[Originally published in the Vanuatu Daily Post’s Weekender Edition.]
For every action, there is an equal and opposite reaction.
When Isaac Newton first formulated his third law of motion, he codified a long-observed phenomenon. Wits have suggested a fourth law: ‘No good deed goes unpunished.’
At the Lowy Institute’s recent conference, The Pacific Islands and the World, attendees witnessed two contrasting views of Vanuatu. The gathering, timed to coincide with the Pacific Forum, was attended by dignitaries from major global institutions as well as government leaders from throughout the region. It was billed as an opportunity to discuss the impact of the global economic crisis on vulnerable Pacific Island nations.
By all accounts, though, Vanuatu has been less affected than the global economic giants. Mid-year numbers do indicate a slight slow-down, but in real terms, our economy’s still growing fairly well. In a recently published briefing paper by the Pacific Institute of Public Policy, Nikunj Soni and the Australian National University’s professor Stephen Howes point to tourism and construction as the leading drivers of this growth.
But they are quick to note that the environment is as critical to this success as the actual business opportunities. One noteworthy chart clearly shows the rise in economic activity starting in 2003, about the same time as major budgetary and macro-economic reforms began to take hold in Vanuatu.
The briefing paper goes on to highlight the fact that none of this growth would have been possible without social stability. That may seem like so much common sense to some. Civil disturbance and political turmoil are seldom on a tourist’s must-see list. Likewise with home buyers.
But what brings this stability about?
What is it about Vanuatu that has allowed it to avoid civil strife like that which recently wracked the Solomon Islands? How, despite the incessant game of political musical chairs, do we still manage to avoid the coup/counter-coup culture that has beset Fiji since its independence? How do we avoid the overtly racist violence and rioting that have left the business communities in numerous PNG cities in a state of siege?
There are a hundred possible answers, all of them partial.
The most coherent interpretation of the source of Vanuatu’s stability was presented at the Lowy Conference by MP Ralph Regenvanu. His talk discussed the Custom Economy. “The traditional economy,” writes Regenvanu, “constitutes the political, economic and social foundation of contemporary Vanuatu society.”
Regenvanu goes on to observe that the one of the reasons urban dwellers have avoided hardship is precisely because their meager earnings are subsidised by traditional family networks that provide access to “food and other resources and… provide manual labour, child care and aged care, [as well as] dealing with their disputes in the traditional way.”
The traditional economy is innately conservative. It rewards egalitarian behaviour and benefits the community more than to the individual. Free market capitalism, on the other hand, rewards personal initiative and the accumulation of wealth and resources.
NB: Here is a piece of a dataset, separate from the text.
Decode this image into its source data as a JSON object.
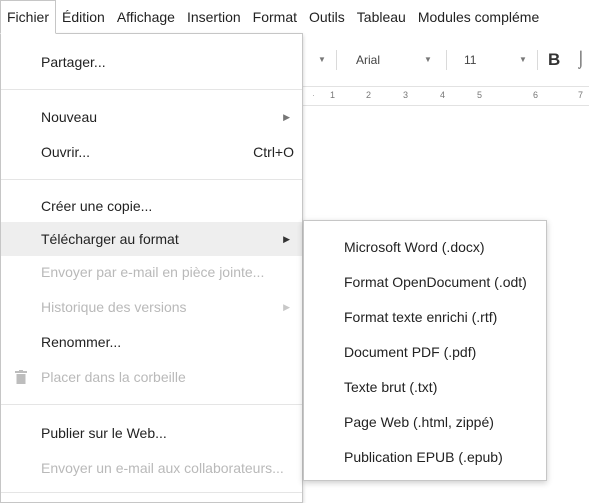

As a recent World Bank report observed, land sales – one of the drivers of our recent economic boom – are usually conducted on a context that leaves traditional land-owners at a distinct disadvantage.
It’s tempting to say that Vanuatu’s economy is eating its children. The very conditions that make growth possible are being undermined by the growth itself.
Newton’s fourth law in action.
The increasing – but certainly not intractable – tension that exists between the traditional and modern economies needs to be reconciled. Before that can happen, though, a great deal more research will be required.
The process of understanding will be a messy, decidedly un-scientific affair. While Vanuatu’s economic managers have made great strides in systematising their economic analysis, their tools and metrics just don’t translate usefully into the custom economy. While the movement of cash can ultimately be tracked as closely as time and resources allow, the same cannot reasonably be said about the often intangible inputs and outputs of the kastom economy.
It’s one thing to draw up a spreadsheet of VAT revenues per sector and use them to extrapolate domestic business activity. It’s another thing entirely to track the movement of mats and yams between families and to infer from them the potential for employment stability brought about by renewed alliances.
But the situation is far from hopeless. This year’s census data, combined with the results of the agriculture survey, will no doubt provide some valuable insight into land use and agricultural activity. This is turn can help us begin to quantify the phenomenon that MP Regenvanu has been describing for years now.
But we will almost certainly find that scientific analysis will only get us so far. We know that a tension exists between the modern and custom economies. We’re going to need something more than a few spreadsheets and graphs to learn how to diffuse the tension between them and allow each to exert appropriate amounts of inertia and momentum on the other.
Vanuatu’s policy makers have no choice but to weave science and kastom together, respecting the laws of both if they want to be able to ensure both prosperity and stability in Vanuatu.